Peer Reviewed
Rapid, Spontaneous Resolution of Adolescent Idiopathic Scoliosis
AFFILIATIONS:
1Medical Student, Texas A&M College of Medicine, Bryan, TX
2Pediatrician, Kelsey-Seybold Clinic, Houston, TX
CITATION:
Moser J, Bourland A, Byrd R. Rapid spontaneous resolution of adolescent idiopathic scoliosis. Consultant. 2023;63(3):e1. doi:10.25270/con.2022.07.00007
Received October 8, 2021. Accepted October 25, 2021. Published online July 11, 2022
DISCLOSURES:
The authors report no relevant financial relationships. Written informed consent for use of the images contained in this article was obtained from both the patient and his parent.
CORRESPONDENCE:
Richard Byrd, MD, Kelsey-Seybold Clinic, 7010 Highway 6, Missouri City, TX 77459 (Richard.byrd@kelsey-seybold.com)
ABSTRACT:
Adolescent idiopathic scoliosis (AIS) is defined as a more than 10-degree lateral curve of the skeletal spine seen on standing radiograph in children aged 11 to 18 years with unknown etiology. Treatment of AIS is determined by the patient’s Cobb angle and skeletal maturity. Treatment options include observation, exercise therapy, bracing, and surgery, with surgery being the only proven treatment to correct scoliosis. We present a case of a 13-year-old boy with AIS with a left thoracolumbar curve of 23.7-degrees that resolved spontaneously in less than 4 months with exercise and physical therapy.

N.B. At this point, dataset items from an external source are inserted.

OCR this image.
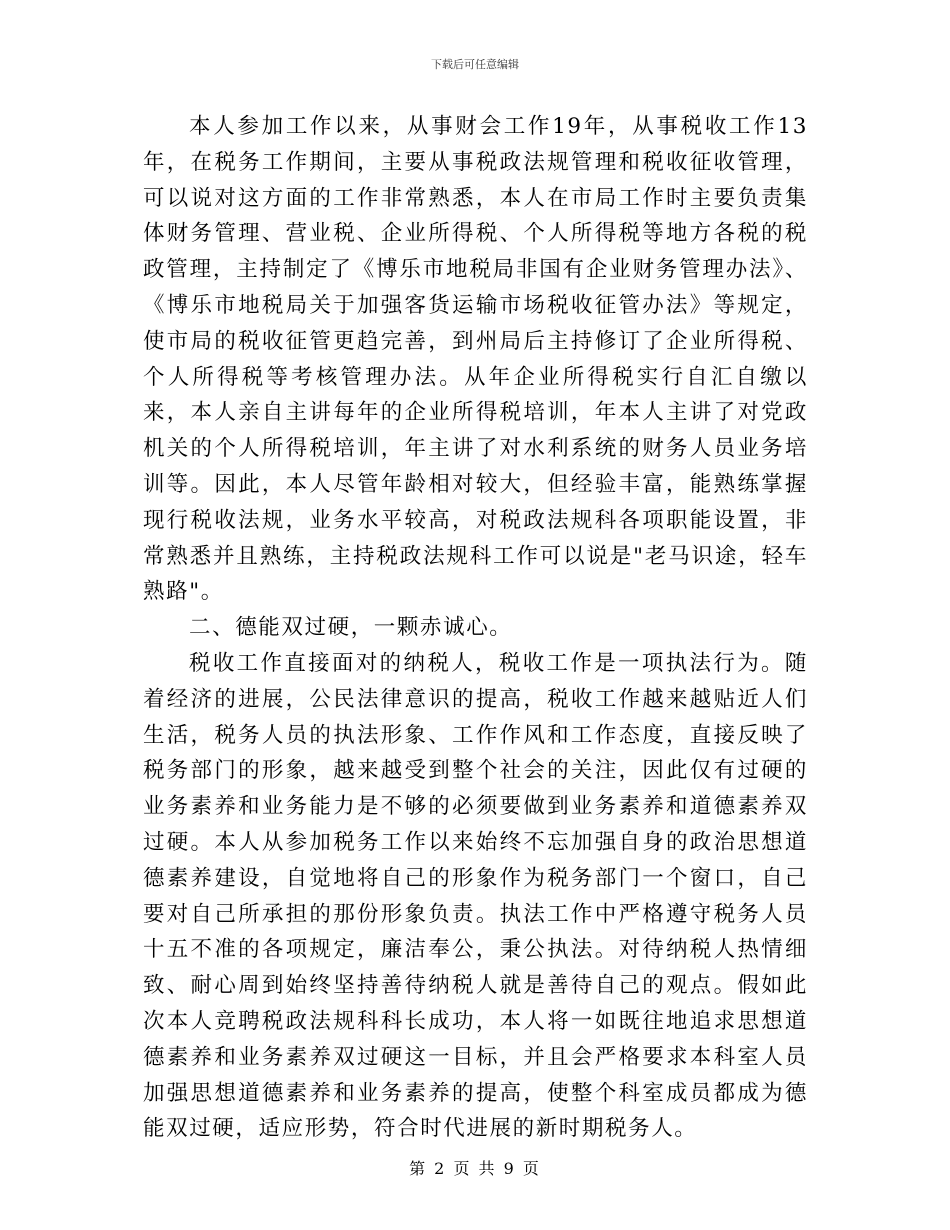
下载后可任意编辑

本人参加工作以来，从事财会工作19年，从事税收工作13年，在税务工作期间，主要从事税政法规管理和税收征收管理，可以说对这方面的工作非常熟悉，本人在市局工作时主要负责集体财务管理、营业税、企业所得税、个人所得税等地方各税的税政管理，主持制定了《博乐市地税局非国有企业财务管理办法》、《博乐市地税局关于加强客货运输市场税收征管办法》等规定，使市局的税收征管更趋完善，到州局后主持修订了企业所得税、个人所得税等考核管理办法。从年企业所得税实行自汇自缴以来，本人亲自主讲每年的企业所得税培训，年本人主讲了对党政机关的个人所得税培训，年主讲了对水利系统的财务人员业务培训等。因此，本人尽管年龄相对较大，但经验丰富，能熟练掌握现行税收法规，业务水平较高，对税政法规科各项职能设置，非常熟悉并且熟练，主持税政法规科工作可以说是"老马识途，轻车熟路"。

二、德能双过硬，一颗赤诚心。

税收工作直接面对的纳税人，税收工作是一项执法行为。随着经济的进展，公民法律意识的提高，税收工作越来越贴近人们生活，税务人员的执法形象、工作作风和工作态度，直接反映了税务部门的形象，越来越受到整个社会的关注，因此仅有过硬的业务素养和业务能力是不够的必须要做到业务素养和道德素养双过硬。本人从参加税务工作以来始终不忘加强自身的政治思想道德素养建设，自觉地将自己的形象作为税务部门一个窗口，自己要对自己所承担的那份形象负责。执法工作中严格遵守税务人员十五不准的各项规定，廉洁奉公，秉公执法。对待纳税人热情细致、耐心周到始终坚持善待纳税人就是善待自己的观点。假如此次本人竞聘税政法规科科长成功，本人将一如既往地追求思想道德素养和业务素养双过硬这一目标，并且会严格要求本科室人员加强思想道德素养和业务素养的提高，使整个科室成员都成为德能双过硬，适应形势，符合时代进展的新时期税务人。

第 2 页 共 9 页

Key words: adolescent idiopathic scoliosis, scoliosis, spinal curvature
Idiopathic scoliosis in adolescents is a relatively common spine deformity of unknown etiology. Although mild curvatures have been known to fully resolve over time, more significant curves rarely do so. We present a case of moderate scoliosis (23.7-degree left thoracolumbar) that resolved spontaneously in less than 4 months, with exercise and physical therapy as the sole treatment modalities.
Case Presentation
A 13-year-old, right-handed, adolescent boy presented to his pediatrician for his annual health maintenance examination with no chief complaint. His medical history was significant for moderate persistent asthma well-controlled with inhaled fluticasone-salmeterol. He is a year-round student-athlete, and he does not report significant pain.
On physical examination, a 6-degree left lumbar rib hump (on Adam's forward bend test) was found using a Scoliometer™. Asymmetry of the back while standing was observed (Figure 1).
Figure 1. Asymmetry of back in standing position at time of diagnosis
Diagnostic testing. A standing posteroanterior scoliosis radiograph demonstrated a left thoracolumbar curve from T6-L3 with a Cobb angle of 23.7 degrees and a Risser grade of 0. A lateral spine showed no evidence of spondylolisthesis. A concomitant left hand/wrist film showed a bone age of 13 years, equivalent to his chronological age (Figures 2A-2C).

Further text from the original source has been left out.